Des cours intimement liés aux projets de recherche du Docteur en biologie computationnelle et de son laboratoire. Son équipe et lui travaillent en effet sur la création et le test de protéines artificielles, en particulier via des méthodes computationnelles, pour l’immunothérapie, le développement de nouveaux vaccins ou biocapteurs. Dans ce cadre, ils ont récemment développé un algorithme qui permet avec une simple observation de la surface des protéines de prédire leurs interactions et leur activité biochimique.
Progresser ensemble
Bruno Correia essaye d’ailleurs de former les étudiantes et étudiants à adopter une posture de chercheur dès le début de leur cursus. «J’essaye de ne pas être un professeur qui dispense à sens unique ses connaissances aux étudiants. Je préfère aborder un cours comme un échange d’idées, un dialogue où l’on progresse ensemble. Lorsque le flux d’informations se fait aussi des étudiants au professeur et entre les étudiants, le processus d’apprentissage est bien meilleur. C’est ce que m’a enseigné John Mckinney, précédent doyen de la section sciences et technologies du vivant.»

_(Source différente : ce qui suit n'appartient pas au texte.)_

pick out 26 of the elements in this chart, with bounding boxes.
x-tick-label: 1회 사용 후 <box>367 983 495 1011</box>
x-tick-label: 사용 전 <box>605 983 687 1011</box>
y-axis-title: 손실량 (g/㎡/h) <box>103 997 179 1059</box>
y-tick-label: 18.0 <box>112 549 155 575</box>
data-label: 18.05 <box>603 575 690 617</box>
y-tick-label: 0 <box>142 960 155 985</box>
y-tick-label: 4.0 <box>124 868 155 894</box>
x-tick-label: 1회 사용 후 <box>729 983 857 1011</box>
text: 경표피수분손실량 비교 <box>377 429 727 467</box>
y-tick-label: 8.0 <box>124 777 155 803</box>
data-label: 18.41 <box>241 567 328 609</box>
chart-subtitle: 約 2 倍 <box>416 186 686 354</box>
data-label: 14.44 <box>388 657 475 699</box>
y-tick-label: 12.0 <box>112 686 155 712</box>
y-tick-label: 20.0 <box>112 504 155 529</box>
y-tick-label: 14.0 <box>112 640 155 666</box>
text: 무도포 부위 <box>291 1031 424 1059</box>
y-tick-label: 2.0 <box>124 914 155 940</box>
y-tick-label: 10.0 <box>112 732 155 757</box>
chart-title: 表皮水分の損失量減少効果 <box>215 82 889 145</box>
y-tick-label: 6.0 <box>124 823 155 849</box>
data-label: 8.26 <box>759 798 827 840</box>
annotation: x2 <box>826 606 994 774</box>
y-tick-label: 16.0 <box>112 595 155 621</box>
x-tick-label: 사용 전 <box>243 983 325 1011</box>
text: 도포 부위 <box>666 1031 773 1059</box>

Favoriser l’interaction est primordial pour le professeur qui entrecoupe régulièrement son cours de séances de discussions et de questions, tout en instillant des touches d’humour pour détendre l’atmosphère. «Je demande s’il y a un ou une volontaire pour répondre et si personne ne s’annonce, je prends quelqu’un au hasard, mais cela se fait dans une ambiance très relax. Il est important d’échanger avec les autres, car c’est très différent de penser savoir quelque chose et de l’enseigner. Lorsque vous en parlez, vous prenez tout de suite conscience de ce que vous savez et ignorez.» Le professeur tient à ce que les étudiants visualisent les concepts, se les approprient pour ensuite mieux jongler avec. «Je favorise la compréhension sur la mémorisation, c’est pourquoi je ne propose pas d’examen à choix multiple mais des questions ouvertes avec toute la documentation à disposition.»
Bruno Correia n’est pas devenu médecin, mais aujourd’hui, il reconnaît qu’il a tout de même rempli son objectif, au-delà de ses recherches intimement liées à la médecine. «On a dû me le dire pour que j’en prenne conscience, mais c’est vrai qu’en tant que professeur, nous avons le pouvoir de former les futurs acteurs de notre société, de les doter d’un esprit critique pour qu’ils sachent prendre des décisions éclairées et participer à l’amélioration du monde dans lequel on vit. Finalement, c’est ce qui importe non ? Même si parfois j’ai peur que la ‘bulle académique’ dans laquelle nous sommes biaise notre vision du monde.»
Ainsi, le chercheur ne regrette pas une seule seconde son choix d’une carrière académique. «L’EPFL est un endroit extraordinaire, avec des infrastructures exceptionnelles. J’ai vécu longtemps aux Etats-Unis et si en Suisse la mentalité est moins au ‘go and do it’, lorsque vous désirez vraiment faire quelque chose, vous en avez les moyens si vous en avez la volonté, sans compter la balance entre vie professionnelle et privée qui est bien plus équilibrée.» Ce père de deux filles, âgées de 4 et 7 ans, a enfin l’impression de pouvoir être plus présent pour sa famille. Il présente seulement une pointe d’amertume lorsqu’il évoque l’égalité des genres. «Je me rends compte à quel point le monde est dur pour les femmes et j’essaye vraiment d’être attentif aux questions d’égalité des genres, y compris dans mes cours, puisque beaucoup de problèmes d’égalité commencent dans les salles de classe.»